Glycolysis gene expression analysis and selective metabolic advantage in the clinical progression of colorectal cancer

• Published in: The pharmacogenomics journal Vol. 17; no. 3; pp. 258 - 264
• Main Authors: Graziano, F, Ruzzo, A, Giacomini, E, Ricciardi, T, Aprile, G, Loupakis, F, Lorenzini, P, Ongaro, E, Zoratto, F, Catalano, V, Sarti, D, Rulli, E, Cremolini, C, De Nictolis, M, De Maglio, G, Falcone, A, Fiorentini, G, Magnani, M
• Format: Journal Article
• Language: English
• Published: London Nature Publishing Group UK 01.06.2017; Nature Publishing Group
• Subjects: 631/67/68; 692/308/575; Aged; Analysis; Angiogenesis; Angiogenesis Inhibitors - therapeutic use; Antineoplastic Combined Chemotherapy Protocols - therapeutic use; Bevacizumab; Biomarkers, Tumor - genetics; Biomedical and Life Sciences; Biomedicine; Cancer; Care and treatment; Chemotherapy; Colectomy; Colorectal cancer; Colorectal carcinoma; Colorectal Neoplasms - enzymology; Colorectal Neoplasms - genetics; Colorectal Neoplasms - pathology; Colorectal Neoplasms - therapy; Development and progression; Disease Progression; Drug Resistance, Neoplasm - genetics; Embryos; Energy metabolism; Enzymes; Female; Gene Expression; Gene Expression Profiling; Gene Expression Regulation, Enzymologic; Gene Expression Regulation, Neoplastic; Genetic aspects; Genetic Predisposition to Disease; Glucose; Glucose metabolism; Glucose transporter; Glycolysis; Glycolysis - genetics; Health aspects; Hepatectomy; Hexokinase; Human Genetics; Humans; Identification and classification; Italy; Kaplan-Meier Estimate; Kinases; L-Lactate dehydrogenase; Lactic acid; Liver; Liver Neoplasms - enzymology; Liver Neoplasms - genetics; Liver Neoplasms - secondary; Liver Neoplasms - therapy; Male; Messenger RNA; Metabolism; Metastasectomy - methods; Metastases; Methods; Mucosa; Mutation; Oncology; original-article; Pharmacogenetics; Pharmacogenomic Variants; Pharmacotherapy; Phenotype; Polymerase chain reaction; Prognosis; Psychopharmacology; Pyruvate kinase; Pyruvic acid; Ras protein; Retrospective Studies; Risk Factors; RNA, Messenger - genetics; Statistical analysis; Time Factors; Treatment Outcome; Tumors; Italy
• ISSN: 1470-269X; 1473-1150
• DOI: 10.1038/tpj.2016.13

Production of lactate even in the presence of sufficient levels of oxygen (aerobic glycolysis) seems the prevalent energy metabolism pathway in cancer cells.
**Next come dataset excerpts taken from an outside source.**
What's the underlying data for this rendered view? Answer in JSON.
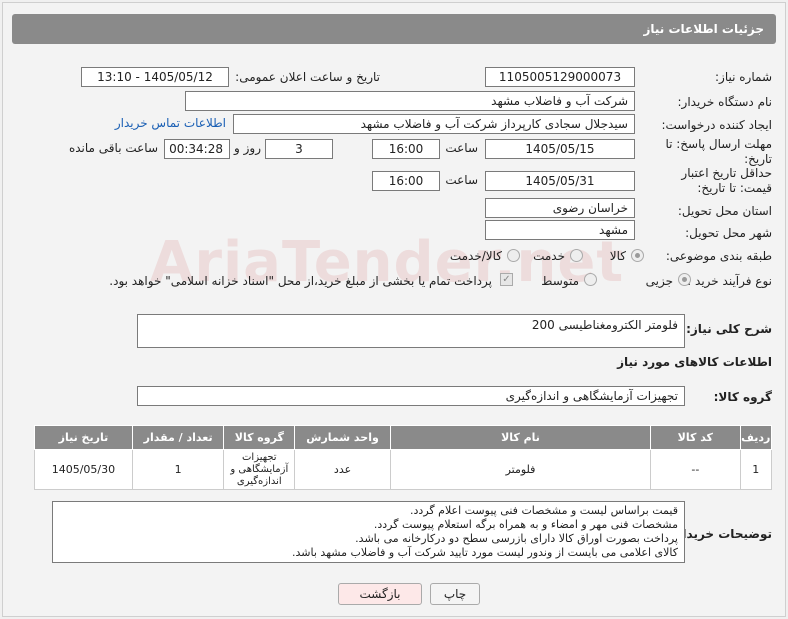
{
  "header": {
    "title": "جزئیات اطلاعات نیاز"
  },
  "watermark": "AriaTender.net",
  "fields": {
    "need_number_label": "شماره نیاز:",
    "need_number": "1105005129000073",
    "announce_label": "تاریخ و ساعت اعلان عمومی:",
    "announce_value": "1405/05/12 - 13:10",
    "buyer_org_label": "نام دستگاه خریدار:",
    "buyer_org": "شرکت آب و فاضلاب مشهد",
    "creator_label": "ایجاد کننده درخواست:",
    "creator": "سیدجلال سجادی کارپرداز شرکت آب و فاضلاب مشهد",
    "contact_link": "اطلاعات تماس خریدار",
    "deadline_label": "مهلت ارسال پاسخ: تا تاریخ:",
    "deadline_date": "1405/05/15",
    "time_word": "ساعت",
    "deadline_time": "16:00",
    "days": "3",
    "days_word": "روز و",
    "remaining": "00:34:28",
    "remaining_word": "ساعت باقی مانده",
    "validity_label": "حداقل تاریخ اعتبار قیمت: تا تاریخ:",
    "validity_date": "1405/05/31",
    "validity_time": "16:00",
    "province_label": "استان محل تحویل:",
    "province": "خراسان رضوی",
    "city_label": "شهر محل تحویل:",
    "city": "مشهد",
    "category_label": "طبقه بندی موضوعی:",
    "cat_goods": "کالا",
    "cat_service": "خدمت",
    "cat_both": "کالا/خدمت",
    "process_label": "نوع فرآیند خرید :",
    "proc_partial": "جزیی",
    "proc_medium": "متوسط",
    "payment_note": "پرداخت تمام یا بخشی از مبلغ خرید،از محل \"اسناد خزانه اسلامی\" خواهد بود."
  },
  "general_desc_label": "شرح کلی نیاز:",
  "general_desc": "فلومتر الکترومغناطیسی 200",
  "goods_section_title": "اطلاعات کالاهای مورد نیاز",
  "goods_group_label": "گروه کالا:",
  "goods_group": "تجهیزات آزمایشگاهی و اندازه‌گیری",
  "table": {
    "headers": [
      "ردیف",
      "کد کالا",
      "نام کالا",
      "واحد شمارش",
      "گروه کالا",
      "تعداد / مقدار",
      "تاریخ نیاز"
    ],
    "rows": [
      [
        "1",
        "--",
        "فلومتر",
        "عدد",
        "تجهیزات آزمایشگاهی و اندازه‌گیری",
        "1",
        "1405/05/30"
      ]
    ]
  },
  "buyer_notes_label": "توضیحات خریدار:",
  "buyer_notes": "قیمت براساس لیست و مشخصات فنی پیوست اعلام گردد.\nمشخصات فنی مهر و امضاء و به همراه برگه استعلام پیوست گردد.\nپرداخت بصورت اوراق کالا دارای بازرسی سطح دو درکارخانه می باشد.\nکالای اعلامی می بایست از وندور لیست مورد تایید شرکت آب و فاضلاب مشهد باشد.",
  "buttons": {
    "print": "چاپ",
    "back": "بازگشت"
  },
  "colors": {
    "header_bg": "#8a8a8a",
    "link": "#1a5fb4",
    "back_bg": "#fde8e8"
  }
}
The analysis of altered expression of effectors causing redirection of glucose metabolism would help to characterize this phenomenon with possible therapeutic implications. We analyzed mRNA expression of the key enzymes involved in aerobic glycolysis in normal mucosa (NM), primary tumor (PT) and liver metastasis (LM) of colorectal cancer (CRC) patients (pts) who underwent primary tumor surgery and liver metastasectomy. Tissues of 48 CRC pts were analyzed by RT-qPCR for mRNA expression of the following genes: hexokinase-1 ( HK-1 ) and 2 ( HK-2 ), embryonic pyruvate kinase ( PKM-2 ), lactate dehydrogenase-A ( LDH-A ), glucose transporter-1 ( GLUT-1 ), voltage-dependent anion-selective channel protein-1 ( VDAC-1 ). Differences in the expression of the candidate genes between tissues and associations with clinical/pathologic features were studied. GLUT-1 , LDH-A , HK-1, PKM-2 and VDAC-1 mRNA expression levels were significantly higher in PT/LM tissues compared with NM. There was a trend for higher expression of these genes in LM compared with PT tissues, but differences were statistically significant for LDH-A expression only. RAS mutation-positive disease was associated with high GLUT-1 mRNA expression levels only. Right-sided colon tumors showed significantly higher GLUT-1 , PKM-2 and LDH-A mRNA expression levels. High glycolytic profile was significantly associated with poor prognosis in 20 metastatic, RAS -mutated pts treated with first-line chemotherapy plus Bevacizumab. Altered expression of effectors associated with upregulated glucose uptake and aerobic glycolysis occurs in CRC tissues. Additional analyses are warranted for addressing the role of these changes in anti-angiogenic resistance and for developing novel therapeutics.